While magical realism dominates the style of the novel, nonetheless the narrative is firmly grounded within a deep exploration of Jha’s modern-day India: a country struggling between extremes. Many of it’s people are still stuck in terrible slum-dwelling poverty, while others are embracing a life of high-rise apartments and disposable income.

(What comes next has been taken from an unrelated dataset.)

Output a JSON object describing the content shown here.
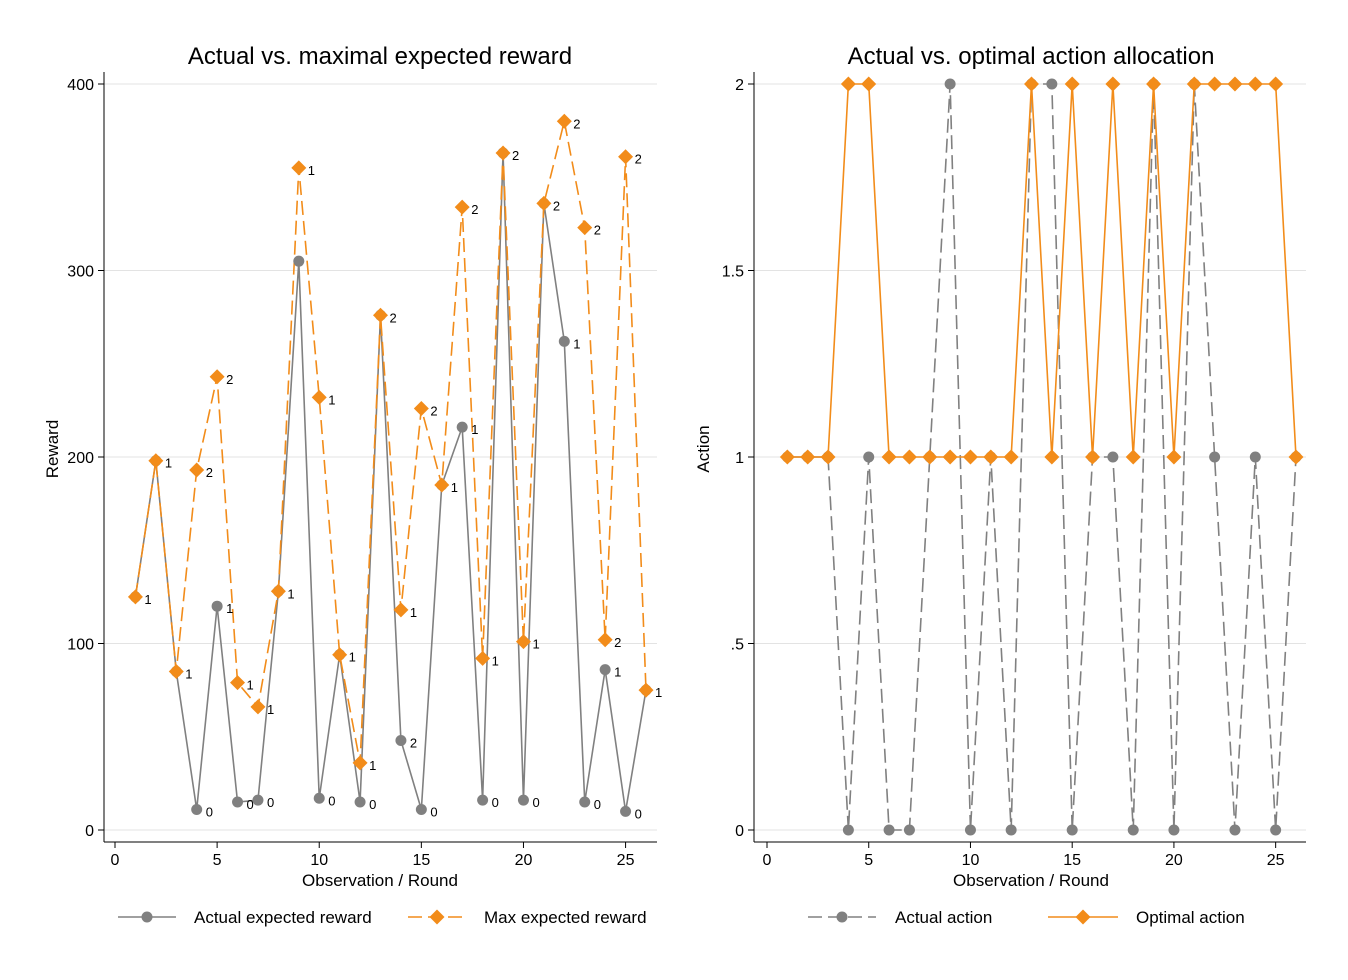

Although many of the minor characters are named, the three narrators are mainly referred to simply as ‘Man’, ‘Woman’ and ‘Child’. Although their experiences brush against each other at times, each tells a very different story. ‘Man’ is both a disturbed and disturbing soul, recovering from a trauma that remains largely unspoken. We meet him riding the trains and dreaming of murder. Later in the novel, he invites a homeless girl and her mother home with him, encourages them to bathe and sleep and then takes them back to where he found them. The girl becomes a strange kind of spirit guide to him, but also represents his capacity and potential for violence – as he continually wonders if he did them a mischief. ‘Woman’ is a lonely mother seeking a connection with a child she has not been in contact with for many years. She ran away after her father’s death, haunted by his ghost, while her mother moved on. ‘Child’ is an orphan who eventually leaves his facility and takes refuge in the mall – another nod to the consumerism that some wealthy Indians are enslaved by. Child’s story is often told by the voices of others – including a dog who assumes a level of guardianship at one point.
A touching novel that will resonate with thoughtful readers. I love magical realism – and this novel just might help you love it too.